Stakeholders are organisations or individuals who influence your work or the environment in which physiotherapy takes place. Your stakeholder could include:

  • Senior managers or Board members
  • Other health professionals who refer patients to you
  • Insurers or other funders
  • Local businesses
  • Local sports clubs
  • Service commissioners/ local health boards
  • Patient groups
  • Local councillors, MPs, MSPs, AMs or MLAs.

You will want to maintain a good reputation with your stakeholders because they are likely to have a major impact on your service and because they will often influence wider public perceptions of your service. A positive endorsement by a third party in the media is particularly valuable.

If you are not sure who your stakeholders are, go through a stakeholder mapping exercise:

  • List all the different people and groups who impact on your service.
  • Log them on an influence/interest in grid to help identify who you need to focus on


High Influence over you


Priority – Build relationship





Priority – maintain relationship





Low influence over you



Not relevant





Low priority






  Low interest in you High Interest in you
  •  Work out what your priority stakeholders might want from you and what you have to offer them.
  • Decide what you need from them
  • Plan how to engage those you don’t have an established relationship with.

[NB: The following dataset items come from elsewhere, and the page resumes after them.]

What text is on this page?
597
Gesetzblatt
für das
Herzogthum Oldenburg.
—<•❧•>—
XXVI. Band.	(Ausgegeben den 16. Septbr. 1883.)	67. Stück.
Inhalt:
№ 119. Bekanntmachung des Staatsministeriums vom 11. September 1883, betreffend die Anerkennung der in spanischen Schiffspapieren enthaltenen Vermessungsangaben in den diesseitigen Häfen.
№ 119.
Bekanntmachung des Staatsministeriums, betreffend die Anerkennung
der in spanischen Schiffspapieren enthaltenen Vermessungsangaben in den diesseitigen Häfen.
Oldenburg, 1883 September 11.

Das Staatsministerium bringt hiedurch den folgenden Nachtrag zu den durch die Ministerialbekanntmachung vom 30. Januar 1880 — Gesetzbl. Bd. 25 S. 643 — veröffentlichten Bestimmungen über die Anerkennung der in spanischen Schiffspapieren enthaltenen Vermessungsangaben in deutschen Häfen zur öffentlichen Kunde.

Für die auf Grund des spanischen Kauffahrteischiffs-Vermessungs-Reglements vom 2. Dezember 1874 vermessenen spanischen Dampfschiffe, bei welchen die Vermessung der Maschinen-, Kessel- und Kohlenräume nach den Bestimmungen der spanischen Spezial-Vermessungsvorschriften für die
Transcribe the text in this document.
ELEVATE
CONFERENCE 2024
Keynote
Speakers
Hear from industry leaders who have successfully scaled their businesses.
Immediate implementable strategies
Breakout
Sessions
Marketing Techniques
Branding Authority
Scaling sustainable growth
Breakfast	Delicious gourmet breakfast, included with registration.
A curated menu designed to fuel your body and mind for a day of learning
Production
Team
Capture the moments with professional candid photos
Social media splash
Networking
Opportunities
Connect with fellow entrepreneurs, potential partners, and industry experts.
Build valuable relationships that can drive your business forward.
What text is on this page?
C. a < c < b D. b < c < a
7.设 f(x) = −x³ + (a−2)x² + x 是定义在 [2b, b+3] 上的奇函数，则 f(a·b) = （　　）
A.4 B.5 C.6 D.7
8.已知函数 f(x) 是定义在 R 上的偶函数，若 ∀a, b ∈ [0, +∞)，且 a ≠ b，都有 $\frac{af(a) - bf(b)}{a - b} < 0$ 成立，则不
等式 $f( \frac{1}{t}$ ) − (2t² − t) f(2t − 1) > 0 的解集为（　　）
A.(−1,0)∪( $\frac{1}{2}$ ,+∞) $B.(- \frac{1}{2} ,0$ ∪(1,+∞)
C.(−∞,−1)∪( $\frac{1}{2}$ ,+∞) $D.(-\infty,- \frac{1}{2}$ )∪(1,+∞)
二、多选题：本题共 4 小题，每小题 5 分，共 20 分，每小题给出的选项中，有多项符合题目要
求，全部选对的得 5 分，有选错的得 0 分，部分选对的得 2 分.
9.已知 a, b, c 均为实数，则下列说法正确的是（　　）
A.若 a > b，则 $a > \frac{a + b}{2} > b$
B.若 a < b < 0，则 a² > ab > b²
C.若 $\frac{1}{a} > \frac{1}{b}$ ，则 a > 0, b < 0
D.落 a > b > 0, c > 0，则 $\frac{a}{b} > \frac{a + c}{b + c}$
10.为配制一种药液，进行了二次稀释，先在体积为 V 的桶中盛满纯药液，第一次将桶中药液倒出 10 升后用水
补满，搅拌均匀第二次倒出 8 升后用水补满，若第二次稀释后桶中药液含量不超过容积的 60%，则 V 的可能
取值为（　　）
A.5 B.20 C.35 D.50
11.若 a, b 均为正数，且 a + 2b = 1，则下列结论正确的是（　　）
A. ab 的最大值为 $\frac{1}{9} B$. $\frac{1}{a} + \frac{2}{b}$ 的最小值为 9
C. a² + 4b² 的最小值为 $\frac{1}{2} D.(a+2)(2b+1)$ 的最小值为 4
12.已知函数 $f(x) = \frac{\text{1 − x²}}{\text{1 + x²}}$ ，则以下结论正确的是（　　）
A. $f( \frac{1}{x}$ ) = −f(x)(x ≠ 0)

Unless you have a very clear business opportunity to pitch to a stakeholder, and are in a position to approach them directly, you are likely to need to start by getting the attention of a target stakeholder. Good ways of engaging stakeholders can include:


  • Inviting them to visit your service to see first hand what you do
  • Asking to meet with them to discuss areas of mutual benefit
  • Inviting them to share in a PR opportunity such as Workout at Work Day.




Make a plan

Now you have an idea of the ways in which you can enhance the reputation of your service, what are you going to do?